「・・・こんな所だ」
スモーカーの話が終わると、ゾロは倒れる様にスモーカーの膝へと頭を乗せた。
「おい、いい加減にしろよ・・・」
スモーカーが怒りを顕わにするにも関わらず、今度はゾロが口を開いた。
「・・・あんた、俺がどうして海賊になったか知りたくねぇか?」
「・・・話してみろ」
スモーカーは、ずらしかけた足を止め、ゾロの話に耳を傾けた。
ゾロは幼き日の親友との別れ。ルフィとの出会いなどを語ると、スモーカーは、黙ったまま葉巻を燻らせていた。
「お前がたしぎを嫌うのは、そんな理由があったのか・・・」
全てを聞き終えたスモーカーは、ゾロとたしぎの確執の原因を理解すると、ぼんやりと海を見詰めた。
「・・・さっき俺が話した事は、他の奴らには話すなよ」
「二人だけの秘密って訳か・・・悪くねぇな・・・でも、どうするかな?」
スモーカーの言葉に、曖昧な返事を返したゾロは、起き上がってスモーカーを見た。
「一言でも話したら殺すぞ」
「あぁ、そうだろうな」
ゾロは、スモーカーの脅しに素直に頷くと、急に真顔になった。
「だったら、俺も秘密を教えてやるよ。
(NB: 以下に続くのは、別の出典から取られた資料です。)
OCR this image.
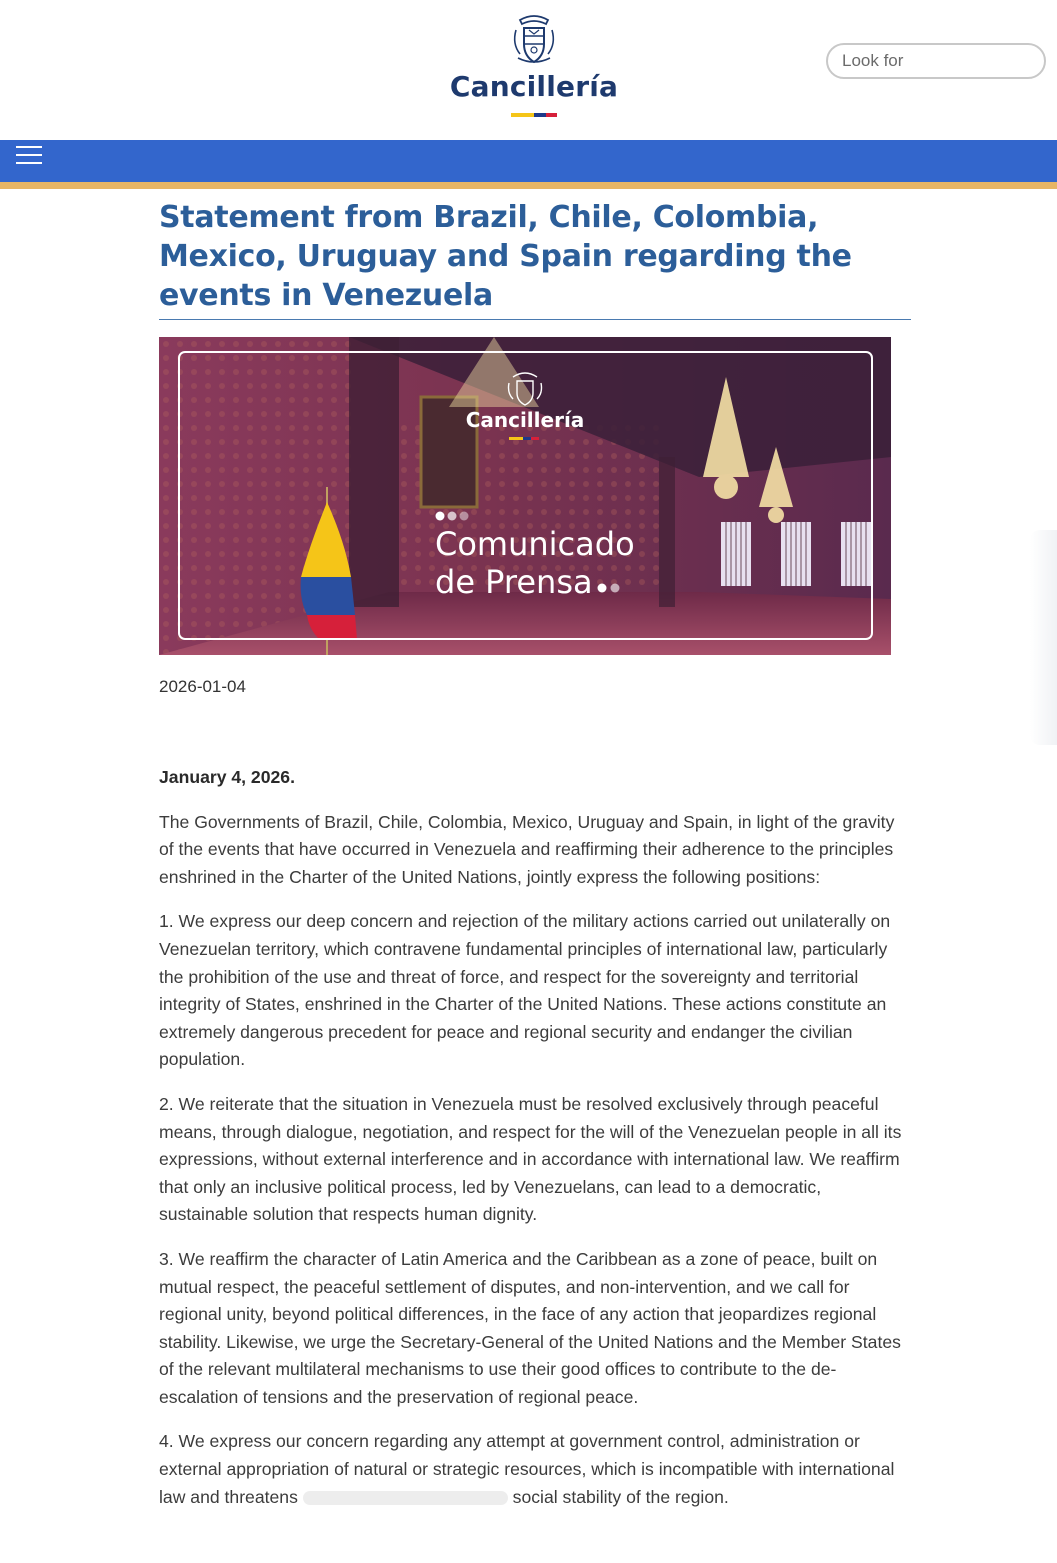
Cancillería
Look for
Statement from Brazil, Chile, Colombia, Mexico, Uruguay and Spain regarding the events in Venezuela
Cancillería
Comunicado
de Prensa
2026-01-04

January 4, 2026.

The Governments of Brazil, Chile, Colombia, Mexico, Uruguay and Spain, in light of the gravity of the events that have occurred in Venezuela and reaffirming their adherence to the principles enshrined in the Charter of the United Nations, jointly express the following positions:

1. We express our deep concern and rejection of the military actions carried out unilaterally on Venezuelan territory, which contravene fundamental principles of international law, particularly the prohibition of the use and threat of force, and respect for the sovereignty and territorial integrity of States, enshrined in the Charter of the United Nations. These actions constitute an extremely dangerous precedent for peace and regional security and endanger the civilian population.

2. We reiterate that the situation in Venezuela must be resolved exclusively through peaceful means, through dialogue, negotiation, and respect for the will of the Venezuelan people in all its expressions, without external interference and in accordance with international law. We reaffirm that only an inclusive political process, led by Venezuelans, can lead to a democratic, sustainable solution that respects human dignity.

3. We reaffirm the character of Latin America and the Caribbean as a zone of peace, built on mutual respect, the peaceful settlement of disputes, and non-intervention, and we call for regional unity, beyond political differences, in the face of any action that jeopardizes regional stability. Likewise, we urge the Secretary-General of the United Nations and the Member States of the relevant multilateral mechanisms to use their good offices to contribute to the de-escalation of tensions and the preservation of regional peace.

4. We express our concern regarding any attempt at government control, administration or external appropriation of natural or strategic resources, which is incompatible with international law and threatens	social stability of the region.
・・・俺、あんたの事が・・・好き・・・」
そう言いかけた唇を、突然スモーカーに唇で塞がれた。
「!!・・・スモーカー・・・」
唇が離れた直後、驚きで目を丸くするゾロは、いきなりスモーカーに抱き締められた。
「・・・俺も同じ気持ちだ・・・」
突然の告白にゾロは驚き、完全に硬直した体は、瞬き一つ出来ない程だった。
「これは、本当に二人だけの秘密だ。・・・良いな?」
その言葉に、顔を上げたゾロが黙って頷くと、二人は誓いの口づけを再び交わした。